Increasing numbers of visitors came to his hermitage and wonder-working icon of the Theotokos, and in 1910 he received the Great Schema. The people of Chios wanted him to be ordained to the priesthood, but his bishop refused due to the Saint’s lack of education. At the prompting of Anthimos’ godfather, the Bishop of Smyrna ordained him instead. After a pilgrimage to Mt Athos, he returned to Chios, where he became chaplain to a leper hospital. Soon the hospital, which had fallen into corruption, became a spiritual center, as much like a monastery as a hospital. Saint Anthimos tended many of the sickest with his own hands, working many miracles of healing; some of his recovered patients became monks or nuns.

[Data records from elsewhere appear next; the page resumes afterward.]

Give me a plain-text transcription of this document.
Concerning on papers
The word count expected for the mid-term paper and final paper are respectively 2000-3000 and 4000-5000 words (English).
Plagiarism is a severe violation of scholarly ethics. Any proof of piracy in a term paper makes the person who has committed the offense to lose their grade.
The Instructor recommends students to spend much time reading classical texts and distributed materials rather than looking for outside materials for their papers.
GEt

With the notorious ‘Exchange of Populations’ of 1922-1924, refugees poured into Chios, many of them destitute nuns and girls. In response to a vision of the Mother of God, St Anthimos built a monastery, which opened with thirty nuns and grew rapidly, despite the opposition of many who said that setting up such a community was out of date (in 1924!). The monastery soon housed eighty nuns and was known througout Greece as a model of monastic life. Father Anthimos served as priest to the nuns, and continued to receive the many faithful — often sixty or seventy per day — who came to him for prayer or counsel. He carried on this ministry for more than thirty years, working many miracles of healing. When he was too old to work with his hands, he retired to his cell and prayed that he be enabled to serve his neighbor until his last breath. He reposed in peace at the age of ninety-one, mourned and revered by the whole island of Chios.